The belly was opened, and the diaphragm, heart, lungs, trachea, and the digestive tract, were removed. Carcasses were manually split along the midline, from the hind to the fore using a splitting saw, the heads were removed, and the spinal cord excised. Carcasses were then trimmed, weighed and graded, before spray washing for approximately 10 s with cold potable water containing between 0.8 and 1.2 ppm chlorine (to remove bone dust and blood clots). Washed carcasses were chilled to between 2 and 4 jC overnight.” (Borch 1996)

D. Meat Processing System

The pork industry can be differentiated into three categories, slaughtering, meat cutting and further processing (Hyfoma 2009). During the slaughtering process, each hog is beheaded; split down the spine into two halves, and then each side is cut into three pieces, the fore-end, middle and hind leg. Each piece is cut further to separate unnecessary fat and organs, thereafter the distinction between fresh meat and processed meat is made (Hyfoma 2009).
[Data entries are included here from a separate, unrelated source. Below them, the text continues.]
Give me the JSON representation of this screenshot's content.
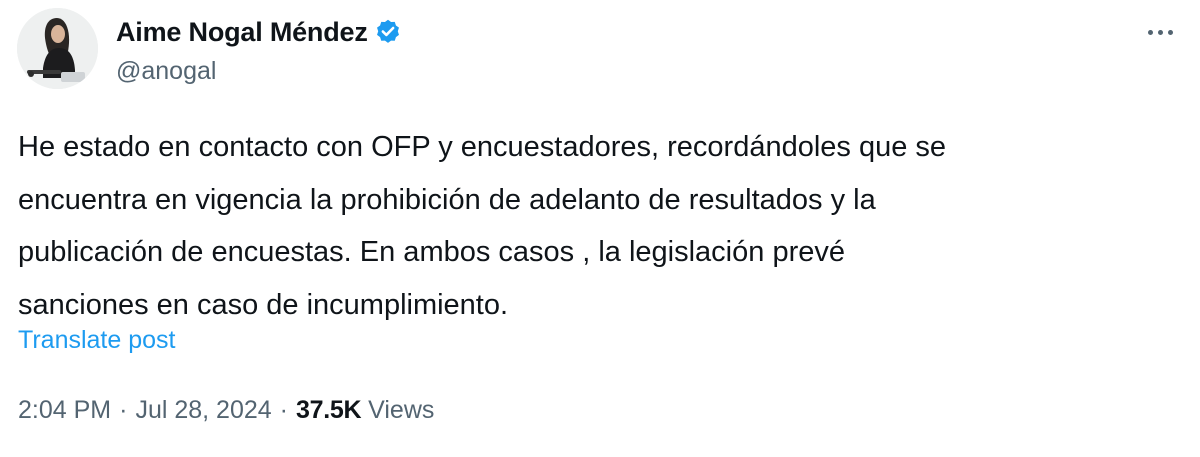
{
  "author": {
    "display_name": "Aime Nogal Méndez",
    "handle": "@anogal",
    "verified": true,
    "verified_color": "#1d9bf0",
    "avatar_icon": "profile-photo"
  },
  "post": {
    "text_lines": [
      "He estado en contacto con OFP y encuestadores, recordándoles que se",
      "encuentra en vigencia la prohibición de adelanto de resultados y la",
      "publicación de encuestas. En ambos casos , la legislación prevé",
      "sanciones en caso de incumplimiento."
    ],
    "translate_label": "Translate post",
    "time": "2:04 PM",
    "separator": "·",
    "date": "Jul 28, 2024",
    "views_count": "37.5K",
    "views_label": "Views"
  },
  "menu": {
    "more_icon": "more-horizontal-icon"
  },
  "colors": {
    "text_primary": "#0f1419",
    "text_secondary": "#536471",
    "link": "#1d9bf0"
  }
}
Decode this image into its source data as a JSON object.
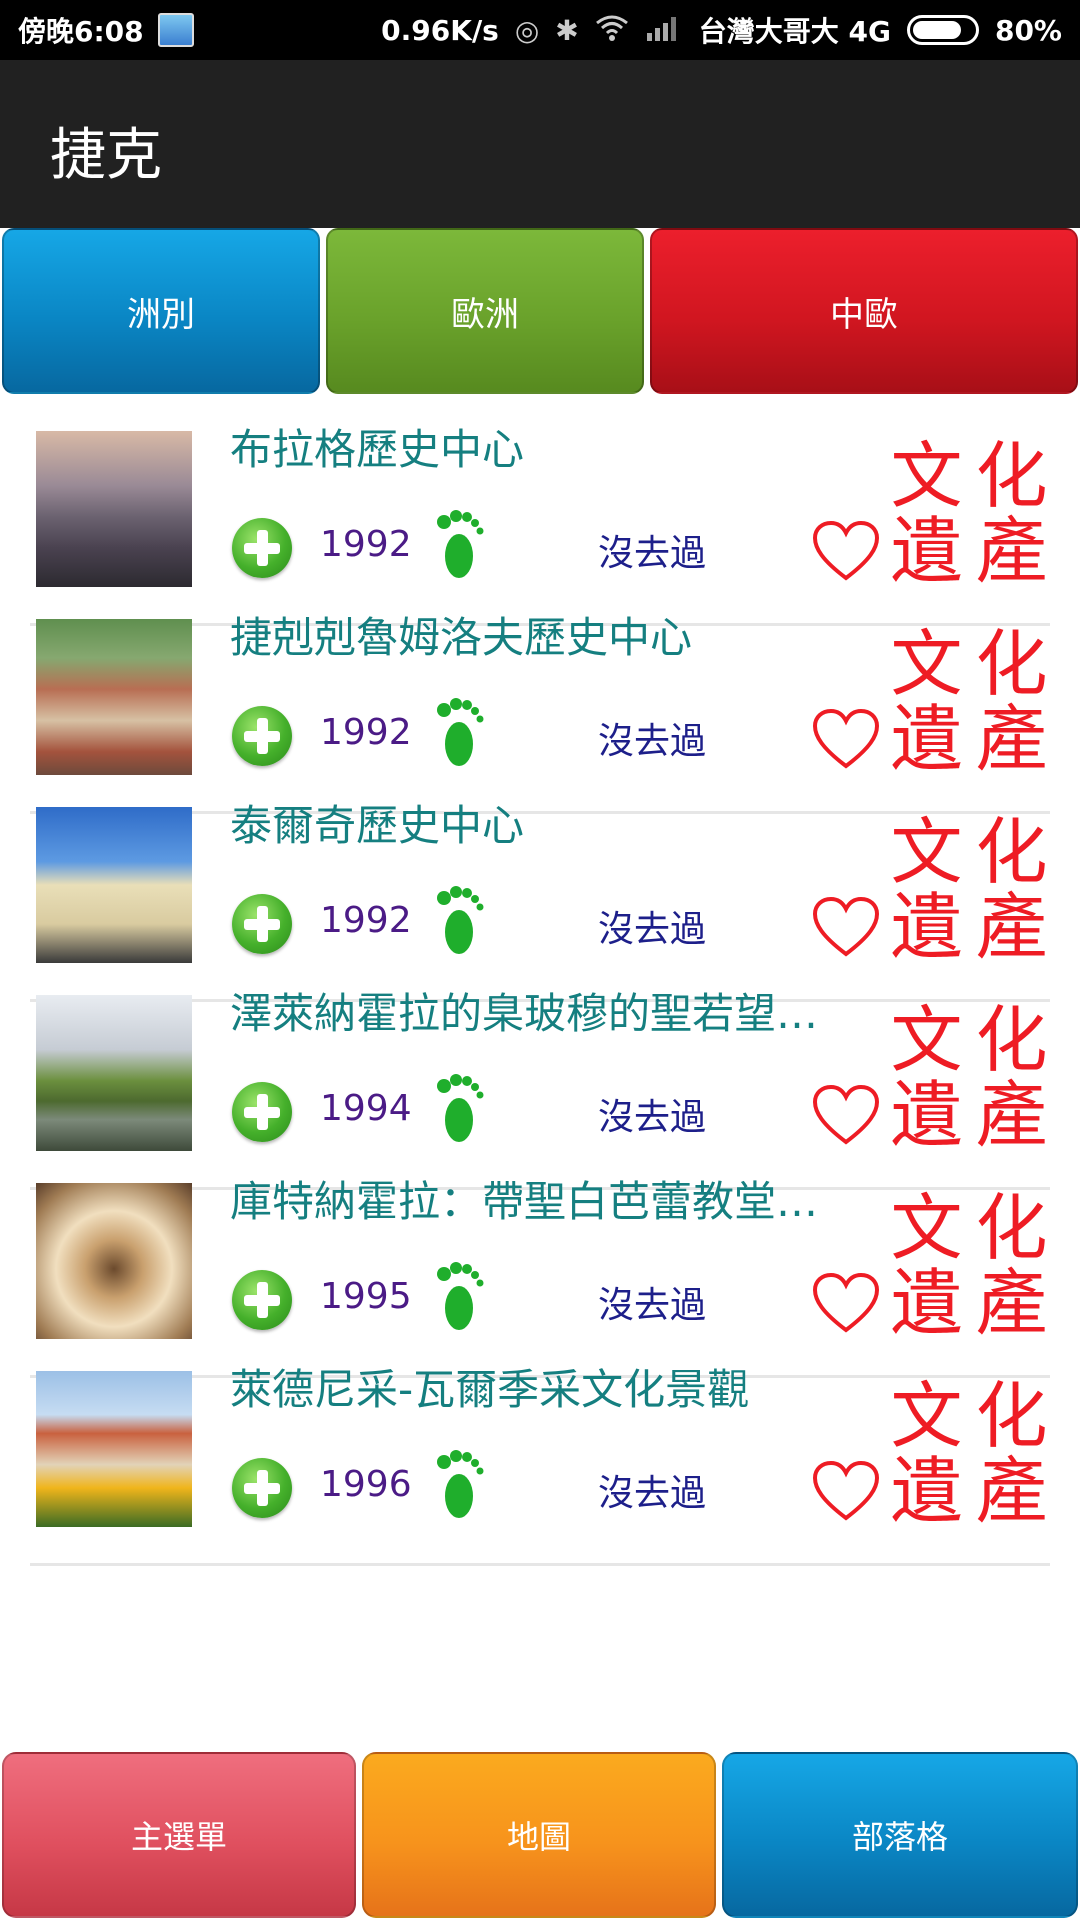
{
  "status_bar": {
    "time": "傍晚6:08",
    "speed": "0.96K/s",
    "carrier": "台灣大哥大 4G",
    "battery": "80%",
    "battery_level": 0.8
  },
  "app_bar": {
    "title": "捷克"
  },
  "tabs": [
    {
      "label": "洲別"
    },
    {
      "label": "歐洲"
    },
    {
      "label": "中歐"
    }
  ],
  "badge": {
    "chars": [
      "文",
      "化",
      "遺",
      "產"
    ]
  },
  "items": [
    {
      "title": "布拉格歷史中心",
      "year": "1992",
      "status": "沒去過"
    },
    {
      "title": "捷剋剋魯姆洛夫歷史中心",
      "year": "1992",
      "status": "沒去過"
    },
    {
      "title": "泰爾奇歷史中心",
      "year": "1992",
      "status": "沒去過"
    },
    {
      "title": "澤萊納霍拉的臬玻穆的聖若望…",
      "year": "1994",
      "status": "沒去過"
    },
    {
      "title": "庫特納霍拉：帶聖白芭蕾教堂…",
      "year": "1995",
      "status": "沒去過"
    },
    {
      "title": "萊德尼采-瓦爾季采文化景觀",
      "year": "1996",
      "status": "沒去過"
    }
  ],
  "bottom_nav": [
    {
      "label": "主選單"
    },
    {
      "label": "地圖"
    },
    {
      "label": "部落格"
    }
  ],
  "colors": {
    "title_teal": "#157f80",
    "year_purple": "#4b1b86",
    "status_navy": "#1d1f8a",
    "heritage_red": "#ee1c24"
  }
}
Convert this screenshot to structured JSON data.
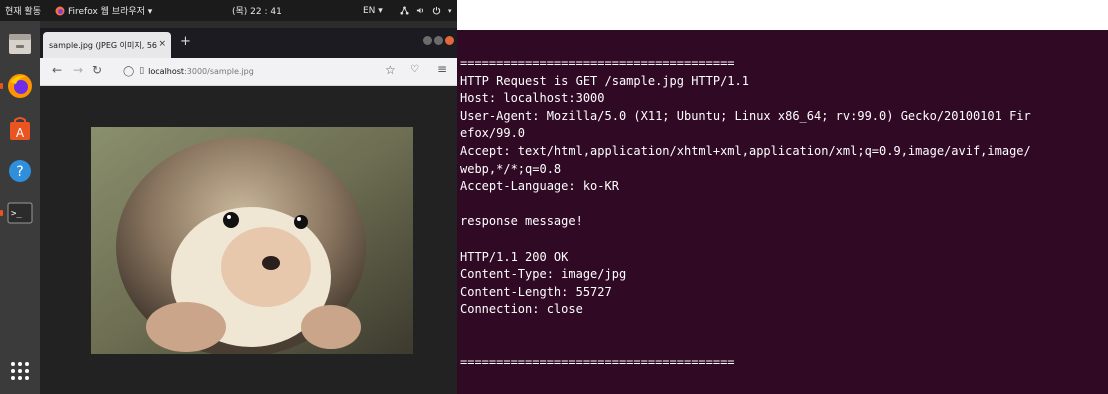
{
  "topbar": {
    "activities": "현재 활동",
    "app_name": "Firefox 웹 브라우저 ▾",
    "clock": "(목) 22 : 41",
    "lang": "EN ▾"
  },
  "dock": {
    "items": [
      {
        "name": "file-manager"
      },
      {
        "name": "firefox",
        "active": true
      },
      {
        "name": "software-center"
      },
      {
        "name": "help"
      },
      {
        "name": "terminal",
        "active": true
      },
      {
        "name": "app-grid"
      }
    ]
  },
  "browser": {
    "tab_title": "sample.jpg (JPEG 이미지, 56",
    "tab_close": "×",
    "new_tab": "+",
    "url_host": "localhost",
    "url_path": ":3000/sample.jpg",
    "image_subject": "hedgehog photo"
  },
  "terminal": {
    "lines": [
      "======================================",
      "HTTP Request is GET /sample.jpg HTTP/1.1",
      "Host: localhost:3000",
      "User-Agent: Mozilla/5.0 (X11; Ubuntu; Linux x86_64; rv:99.0) Gecko/20100101 Fir",
      "efox/99.0",
      "Accept: text/html,application/xhtml+xml,application/xml;q=0.9,image/avif,image/",
      "webp,*/*;q=0.8",
      "Accept-Language: ko-KR",
      "",
      "response message!",
      "",
      "HTTP/1.1 200 OK",
      "Content-Type: image/jpg",
      "Content-Length: 55727",
      "Connection: close",
      "",
      "",
      "======================================"
    ]
  },
  "colors": {
    "terminal_bg": "#300a24",
    "ubuntu_orange": "#e95420",
    "dock_bg": "#3b3b3b"
  }
}
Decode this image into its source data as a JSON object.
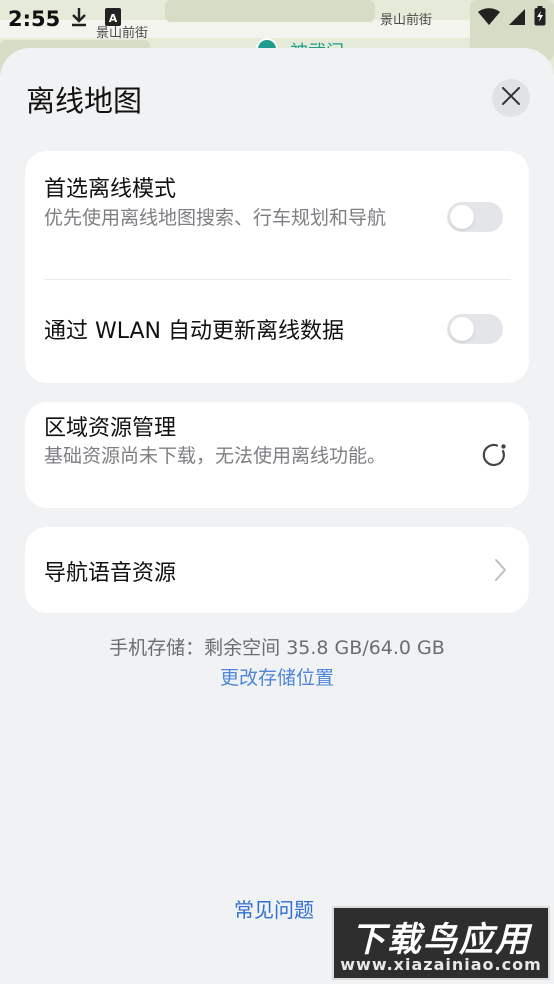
{
  "status_bar": {
    "time": "2:55",
    "icons": [
      "download-icon",
      "app-icon",
      "wifi-icon",
      "cellular-icon",
      "battery-icon"
    ]
  },
  "map": {
    "labels": [
      "景山前街",
      "景山前街",
      "神武门"
    ]
  },
  "sheet": {
    "title": "离线地图",
    "close_icon": "close-icon"
  },
  "settings": {
    "preferred_offline": {
      "title": "首选离线模式",
      "subtitle": "优先使用离线地图搜索、行车规划和导航",
      "enabled": false
    },
    "wlan_auto_update": {
      "title": "通过 WLAN 自动更新离线数据",
      "enabled": false
    },
    "region_resources": {
      "title": "区域资源管理",
      "subtitle": "基础资源尚未下载，无法使用离线功能。",
      "icon": "loading-icon"
    },
    "nav_voice": {
      "title": "导航语音资源",
      "icon": "chevron-right-icon"
    }
  },
  "storage": {
    "text": "手机存储：剩余空间 35.8 GB/64.0 GB",
    "change_link": "更改存储位置"
  },
  "faq": {
    "label": "常见问题"
  },
  "watermark": {
    "title": "下载鸟应用",
    "url": "www.xiazainiao.com"
  },
  "colors": {
    "background": "#f1f2f4",
    "card": "#ffffff",
    "link": "#2e6fd1",
    "toggle_off": "#e4e5e8"
  }
}
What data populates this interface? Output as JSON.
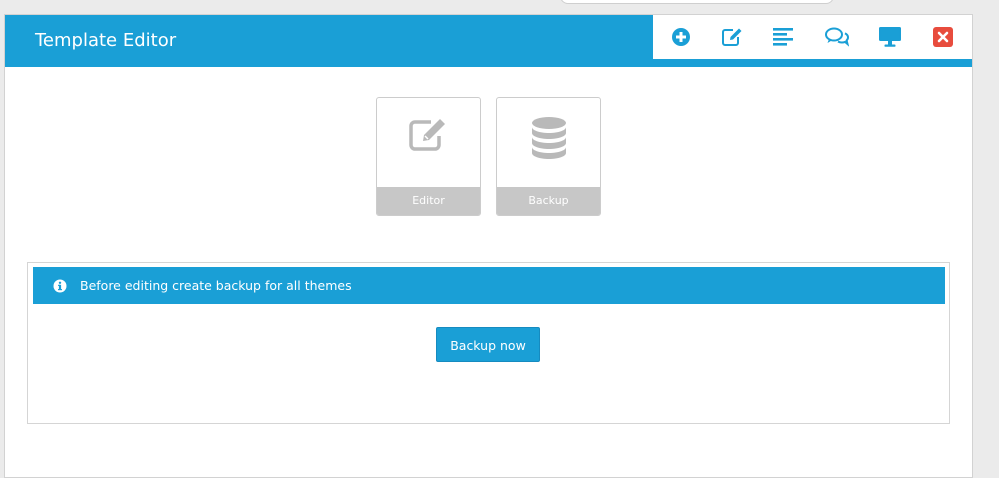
{
  "window": {
    "title": "Template Editor"
  },
  "toolbar": {
    "buttons": [
      {
        "name": "add",
        "icon": "plus-circle-icon",
        "color": "#1a9fd6"
      },
      {
        "name": "edit",
        "icon": "edit-icon",
        "color": "#1a9fd6"
      },
      {
        "name": "align",
        "icon": "align-left-icon",
        "color": "#1a9fd6"
      },
      {
        "name": "comments",
        "icon": "comments-icon",
        "color": "#1a9fd6"
      },
      {
        "name": "desktop",
        "icon": "desktop-icon",
        "color": "#1a9fd6"
      },
      {
        "name": "close",
        "icon": "close-icon",
        "color": "#e84c3d"
      }
    ]
  },
  "tiles": [
    {
      "label": "Editor",
      "icon": "edit-icon"
    },
    {
      "label": "Backup",
      "icon": "database-icon"
    }
  ],
  "notice": {
    "icon": "info-icon",
    "text": "Before editing create backup for all themes"
  },
  "actions": {
    "backup_label": "Backup now"
  },
  "colors": {
    "accent": "#1a9fd6",
    "danger": "#e84c3d",
    "tile_label_bg": "#c7c7c7",
    "tile_icon": "#b9b9b9"
  }
}
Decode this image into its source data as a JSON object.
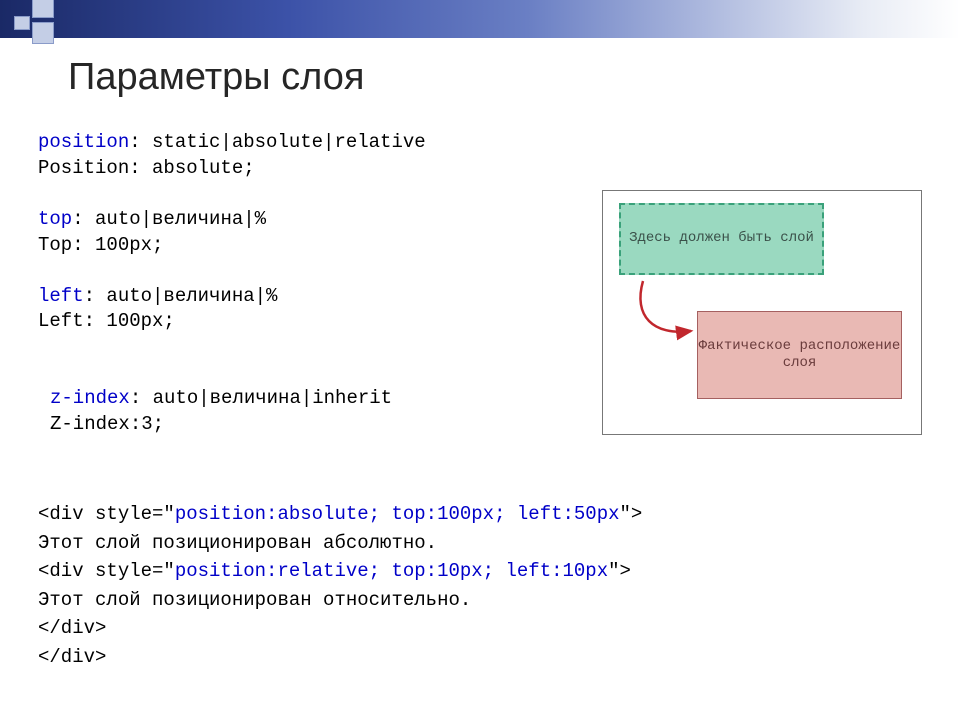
{
  "title": "Параметры слоя",
  "props": {
    "position_syntax_kw": "position",
    "position_syntax_rest": ": static|absolute|relative",
    "position_example": "Position: absolute;",
    "top_syntax_kw": "top",
    "top_syntax_rest": ": auto|величина|%",
    "top_example": "Top: 100px;",
    "left_syntax_kw": "left",
    "left_syntax_rest": ": auto|величина|%",
    "left_example": "Left: 100px;",
    "zindex_syntax_kw": "z-index",
    "zindex_syntax_rest": ": auto|величина|inherit",
    "zindex_example": "Z-index:3;"
  },
  "illustration": {
    "box1": "Здесь должен быть слой",
    "box2": "Фактическое расположение слоя"
  },
  "example": {
    "open1_a": "<div style=\"",
    "open1_b": "position:absolute; top:100px; left:50px",
    "open1_c": "\">",
    "text1": "Этот слой позиционирован абсолютно.",
    "open2_a": "<div style=\"",
    "open2_b": "position:relative; top:10px; left:10px",
    "open2_c": "\">",
    "text2": "Этот слой позиционирован относительно.",
    "close1": "</div>",
    "close2": "</div>"
  }
}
Fresh meat is the meat that has only been chilled or frozen upon its separation from the pig, whereas processed meat is meat that has been combined with additives and or that has lost the structural composition of fresh meat (Bridgend County Borough Council Directorate of Environmental and

Planning Services 2007). Approximately 70% of each carcass is sold as processed meat, generally in the form of bacon, ham, and sausage; the remainder: the shoulders, ribs, hocks and loin, are sold as fresh meat (Johnson and Geisler 2009). Fresh meat is refrigerated for distribution or is combined with other food.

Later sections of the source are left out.